ShortBRED: Short, Better Representative Extract Dataset



Introduction to ShortBRED

ShortBRED is a system for profiling protein families of interest at very high specificity in shotgun meta'omic sequencing data. ShortBRED-Identify collapses proteins of interest into families, and then screens these families (as represented by consensus sequences) against 1) each other and 2) a comprehensive protein reference. ShortBRED-Identify then identifies short, distinguishing peptide sequences ("markers") for each protein family. This process is performed once for a given set of proteins of interest to produce a reusable marker set (see below for examples of pre-computed markers). ShortBRED-Quantify then screens a metagenome or metatranscriptome against a given marker set to profile the presence/absence and relative abundance of the associated proteins.

For more information on the technical aspects of ShortBRED, or to cite ShortBRED in your work, please refer to:

Kaminski J, Gibson MK, Franzosa EA, Segata N, Dantas G, Huttenhower C.
High-specificity targeted functional profiling in microbial communities with ShortBRED.
PLoS Comput Biol. 2015 Dec 18;11(12):e1004557.


How ShortBRED works


ShortBRED Dependencies


Pre-computed ShortBRED Markers

Markers used in the 2015 paper:

Other frequently-used markers:


ShortBRED Reference Databases

ShortBRED-Identify uses a comprehensive (ideally non-redundant) background protein reference database to screen for protein family-specific peptide sequences. The custom BLAST database used in the 2015 paper can be downloaded here.

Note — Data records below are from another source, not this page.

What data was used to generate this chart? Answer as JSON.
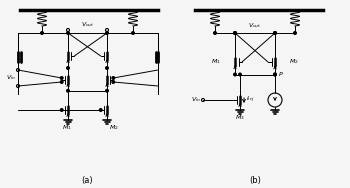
{
  "bg_color": "#f5f5f5",
  "line_color": "#000000",
  "label_a": "(a)",
  "label_b": "(b)"
}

A convenient (and continuously updated) alternative background database is UniRef90. You can download UniRef90 as a FASTA file and provide it as input to ShortBRED-Identify with "--ref uniref90.fasta". This will format UniRef90 as a BLAST database for the current run; the BLAST database can be reused in later runs.


ShortBRED Quickstart

To create markers for the sample data included with ShortBRED, set your current working directory to the folder where you unpacked ShortBRED and type:

$ ./shortbred_identify.py --goi example/input_prots.faa --ref example/ref_prots.faa --markers mytestmarkers.faa --tmp example_identify

The sample data included with ShortBRED is quite small, so this command should run in less than a minute on a typical machine. It will create a set of markers ("mytestmarkers.faa") that you can open up and explore to get a sense of what typical ShortBRED-Identify output looks like.

There are many settings available. Please see the ShortBRED manual for more details.

If you would like to test ShortBRED-Quantify using your new markers, enter the following command:

$ ./shortbred_quantify.py --markers mytestmarkers.faa --wgs example/wgs.fna --results results.txt --tmp example_quantify

This command should also run quickly, as there are only 100 nucleotide reads in example/wgs.fna. You can then open up results.txt and see the ShortBRED counts for each protein family, which provides the relative abundance of the protein families in the wgs data.

As with ShortBRED-Identify, there are many settings available, which are described in more detail in the ShortBRED manual.